Thirty-two studies (28 to 7,018 participants) were included in the review: two randomised controlled trials (RCTs), one quasi-RCT, one pilot non-RCT, two controlled before-and-after studies, four historical control studies, five before-and-after studies, six cohort studies, one ecological study and 10 descriptive studies.
Anti-retroviral adherence (18 studies): Ten studies assessed adherence rates where the role of the pharmacist was central. Eight of these studies had a comparison control group; all eight studies showed a significant improvement in the pharmacist group. Nine studies assessed the adherence rates when the pharmacist’s role was peripheral. Five of these studies compared the pharmacist role to a control group; four reported significant improvements in the pharmacist group. Where adherence rates were reported as continuous outcomes, rates in the pharmacist arm were 2% to 59% higher compared to the control arm (nine studies).

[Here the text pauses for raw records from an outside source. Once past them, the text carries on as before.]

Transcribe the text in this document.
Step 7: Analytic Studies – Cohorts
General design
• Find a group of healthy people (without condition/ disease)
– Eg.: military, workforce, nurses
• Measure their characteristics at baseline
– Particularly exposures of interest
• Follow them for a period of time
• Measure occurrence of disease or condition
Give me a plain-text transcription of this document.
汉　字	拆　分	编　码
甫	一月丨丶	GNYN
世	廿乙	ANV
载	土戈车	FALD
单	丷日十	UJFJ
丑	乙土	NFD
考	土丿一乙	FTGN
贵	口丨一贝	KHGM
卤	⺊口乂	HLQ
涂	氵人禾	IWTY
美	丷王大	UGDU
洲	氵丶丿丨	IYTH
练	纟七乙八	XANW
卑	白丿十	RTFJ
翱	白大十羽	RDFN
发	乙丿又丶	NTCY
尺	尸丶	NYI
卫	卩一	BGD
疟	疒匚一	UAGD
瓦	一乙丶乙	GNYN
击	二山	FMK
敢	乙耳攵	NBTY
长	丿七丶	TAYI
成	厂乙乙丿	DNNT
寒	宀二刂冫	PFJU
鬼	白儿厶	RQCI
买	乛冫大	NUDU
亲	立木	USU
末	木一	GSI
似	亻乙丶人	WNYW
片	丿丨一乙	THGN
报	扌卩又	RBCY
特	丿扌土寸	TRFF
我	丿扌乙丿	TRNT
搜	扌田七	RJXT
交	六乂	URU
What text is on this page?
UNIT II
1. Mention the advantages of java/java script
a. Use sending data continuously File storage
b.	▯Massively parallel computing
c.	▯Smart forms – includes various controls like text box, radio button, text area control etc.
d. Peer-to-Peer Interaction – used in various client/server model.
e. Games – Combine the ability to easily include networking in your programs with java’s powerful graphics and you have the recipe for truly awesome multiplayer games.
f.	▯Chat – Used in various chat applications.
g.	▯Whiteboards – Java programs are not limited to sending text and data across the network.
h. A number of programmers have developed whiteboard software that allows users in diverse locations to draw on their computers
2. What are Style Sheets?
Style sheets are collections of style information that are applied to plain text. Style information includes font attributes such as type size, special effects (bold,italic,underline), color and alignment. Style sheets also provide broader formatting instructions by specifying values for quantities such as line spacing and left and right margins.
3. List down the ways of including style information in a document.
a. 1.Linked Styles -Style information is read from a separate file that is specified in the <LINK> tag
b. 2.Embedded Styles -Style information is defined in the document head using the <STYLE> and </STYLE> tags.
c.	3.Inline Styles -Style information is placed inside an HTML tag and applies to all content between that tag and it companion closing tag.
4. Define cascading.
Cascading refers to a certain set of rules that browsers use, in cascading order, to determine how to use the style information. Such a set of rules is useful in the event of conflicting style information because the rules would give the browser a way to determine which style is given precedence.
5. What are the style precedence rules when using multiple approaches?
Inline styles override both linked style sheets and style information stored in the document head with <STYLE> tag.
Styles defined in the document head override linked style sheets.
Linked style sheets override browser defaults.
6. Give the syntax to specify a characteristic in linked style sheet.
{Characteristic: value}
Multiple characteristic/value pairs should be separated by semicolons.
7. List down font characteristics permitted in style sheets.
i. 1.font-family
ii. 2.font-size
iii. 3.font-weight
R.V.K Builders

HIV viral load (10 studies): Six of the nine studies that assessed the central role of the pharmacist showed that pharmacist involvement statistically or clinically reduced viral load significantly or had a greater proportion of maximal viral suppression. Four of five studies that assessed viral load when the pharmacist’s role was peripheral showed a favourable association between pharmacist care and virologic response.
CD4+ cell count (10 studies): Two of seven studies that assessed immunologic response when the pharmacist played a central role showed increased CD4+ cell count in association with pharmacist care. Two studies reported immunologic response when the pharmacist played a peripheral role; neither showed any improvements in CD4+ cell count compared to control groups.
The 10 studies that investigated the pharmacist’s central role reported favourable outcomes including increased adherence to appointments and reductions in healthcare visits and pill burden (one study each). Nine studies where pharmacists assumed a peripheral role showed no changes in outcomes such as treatment adherence self-efficacy and continued treatment at 12 months (one study each) or frequency of opportunistic infections (two studies). However, two studies each reported a higher likelihood of remaining on anti-retroviral treatment, fewer contraindicated anti-retroviral regimens and a higher cost in groups that involved a pharmacist.
Other findings, including secondary outcomes, were reported in the review.